At the top of the hill, Herod was stripped of his clothes, which were then flung to the eager watching crowd and torn to shreds. The soldiers laid him down on the cross, and nailed his arms and feet to the wood. A sign was affixed to the cross above Herod’s head, which read, “The Charlatan Formerly Known as the King of the Jews.”
Then they hoisted the cross up.
It was a bloody scene, worse than what Chuck had expected.
The men died slowly. So slowly that most of the crowd had thinned out before they finally succumbed. Chuck noticed, with some irony, that none of the other disciples showed up for this public event. Neither did Jesus.
Judas was the first to expire. At his moment of death, a look of satisfaction froze on his face.
Barabbas died not long after, choking and roaring expletives.

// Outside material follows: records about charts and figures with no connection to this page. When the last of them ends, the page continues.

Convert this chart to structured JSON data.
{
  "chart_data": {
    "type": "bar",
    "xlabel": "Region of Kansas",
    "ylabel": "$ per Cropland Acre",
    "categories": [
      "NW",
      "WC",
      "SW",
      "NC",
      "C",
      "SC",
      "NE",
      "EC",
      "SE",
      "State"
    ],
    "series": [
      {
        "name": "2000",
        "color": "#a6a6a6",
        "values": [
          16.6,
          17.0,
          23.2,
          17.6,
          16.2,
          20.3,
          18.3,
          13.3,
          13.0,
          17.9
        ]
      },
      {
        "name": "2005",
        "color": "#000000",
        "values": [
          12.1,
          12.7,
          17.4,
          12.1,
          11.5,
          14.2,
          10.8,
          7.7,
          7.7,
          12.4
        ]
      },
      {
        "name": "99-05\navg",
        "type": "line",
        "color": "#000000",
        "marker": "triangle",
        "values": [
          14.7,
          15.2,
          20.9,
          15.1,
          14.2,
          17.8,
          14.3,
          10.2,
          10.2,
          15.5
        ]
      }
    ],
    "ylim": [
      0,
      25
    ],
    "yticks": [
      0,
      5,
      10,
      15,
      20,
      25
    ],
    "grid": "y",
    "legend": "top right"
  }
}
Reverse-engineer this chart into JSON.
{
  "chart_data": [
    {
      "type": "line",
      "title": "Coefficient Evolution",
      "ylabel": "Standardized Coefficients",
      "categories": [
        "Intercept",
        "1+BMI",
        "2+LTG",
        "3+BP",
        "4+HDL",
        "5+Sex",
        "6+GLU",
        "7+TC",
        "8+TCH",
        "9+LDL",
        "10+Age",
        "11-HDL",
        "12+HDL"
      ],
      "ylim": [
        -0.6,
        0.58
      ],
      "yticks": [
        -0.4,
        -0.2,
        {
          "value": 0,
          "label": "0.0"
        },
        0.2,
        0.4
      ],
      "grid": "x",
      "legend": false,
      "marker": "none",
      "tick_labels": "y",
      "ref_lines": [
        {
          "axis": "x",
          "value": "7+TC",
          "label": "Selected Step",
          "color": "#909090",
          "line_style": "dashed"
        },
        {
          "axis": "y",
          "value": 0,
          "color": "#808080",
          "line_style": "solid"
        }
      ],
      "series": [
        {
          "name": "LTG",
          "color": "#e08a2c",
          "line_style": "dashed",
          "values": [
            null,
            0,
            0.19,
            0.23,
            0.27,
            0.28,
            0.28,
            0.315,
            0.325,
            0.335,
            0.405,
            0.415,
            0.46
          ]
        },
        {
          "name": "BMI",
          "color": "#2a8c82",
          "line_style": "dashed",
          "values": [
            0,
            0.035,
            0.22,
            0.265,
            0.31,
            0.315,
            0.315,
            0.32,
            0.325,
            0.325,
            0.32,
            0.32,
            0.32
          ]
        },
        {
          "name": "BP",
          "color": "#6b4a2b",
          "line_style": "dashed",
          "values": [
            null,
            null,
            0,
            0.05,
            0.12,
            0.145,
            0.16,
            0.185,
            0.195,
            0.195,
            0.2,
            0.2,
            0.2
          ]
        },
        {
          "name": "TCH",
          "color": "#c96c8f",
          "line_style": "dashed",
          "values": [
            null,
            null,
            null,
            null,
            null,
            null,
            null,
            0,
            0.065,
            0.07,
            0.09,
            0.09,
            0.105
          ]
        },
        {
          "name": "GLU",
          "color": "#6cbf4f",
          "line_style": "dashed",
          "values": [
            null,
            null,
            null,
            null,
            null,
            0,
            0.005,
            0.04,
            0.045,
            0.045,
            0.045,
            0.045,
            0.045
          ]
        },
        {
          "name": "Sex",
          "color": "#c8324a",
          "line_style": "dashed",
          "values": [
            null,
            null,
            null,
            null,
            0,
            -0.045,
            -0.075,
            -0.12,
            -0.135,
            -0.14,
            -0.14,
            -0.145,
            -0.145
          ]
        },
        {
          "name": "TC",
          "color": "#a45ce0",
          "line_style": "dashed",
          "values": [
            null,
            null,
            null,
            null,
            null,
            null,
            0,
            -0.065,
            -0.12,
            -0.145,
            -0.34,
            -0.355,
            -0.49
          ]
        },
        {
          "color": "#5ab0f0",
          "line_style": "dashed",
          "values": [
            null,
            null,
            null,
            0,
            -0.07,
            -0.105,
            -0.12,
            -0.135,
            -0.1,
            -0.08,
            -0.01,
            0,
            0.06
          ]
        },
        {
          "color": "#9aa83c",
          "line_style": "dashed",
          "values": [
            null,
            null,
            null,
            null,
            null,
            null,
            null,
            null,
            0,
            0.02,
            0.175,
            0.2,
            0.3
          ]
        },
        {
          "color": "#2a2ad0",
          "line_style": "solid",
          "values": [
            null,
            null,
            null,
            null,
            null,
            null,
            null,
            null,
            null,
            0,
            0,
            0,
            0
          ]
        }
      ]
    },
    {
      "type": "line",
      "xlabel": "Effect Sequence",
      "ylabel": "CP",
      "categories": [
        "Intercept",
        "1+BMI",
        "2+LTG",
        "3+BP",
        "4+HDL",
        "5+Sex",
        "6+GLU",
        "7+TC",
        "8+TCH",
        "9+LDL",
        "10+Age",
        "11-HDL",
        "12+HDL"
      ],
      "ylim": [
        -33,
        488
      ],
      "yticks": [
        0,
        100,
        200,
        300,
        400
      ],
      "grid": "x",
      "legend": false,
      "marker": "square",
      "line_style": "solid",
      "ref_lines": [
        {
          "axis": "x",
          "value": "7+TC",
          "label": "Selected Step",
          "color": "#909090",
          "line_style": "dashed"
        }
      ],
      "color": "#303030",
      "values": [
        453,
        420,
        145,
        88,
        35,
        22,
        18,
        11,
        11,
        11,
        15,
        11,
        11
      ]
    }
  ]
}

But Herod was calm, even peaceful. He seemed to take his death in stride. It was something every king had to be prepared to do eventually. It was one of the hazards of the job. At one point, he looked down at some jeering men and said in a pleading tone of voice, “I’m one of you, don’t forget that. I’m a Jew. I’m proud of you all. But this won’t last. Caesar will crush you.”
When Herod was no more, Chuck looked up at him and muttered under his breath, “Truly that man may have sold his soul to the Romans, but nobody deserves to die that way.”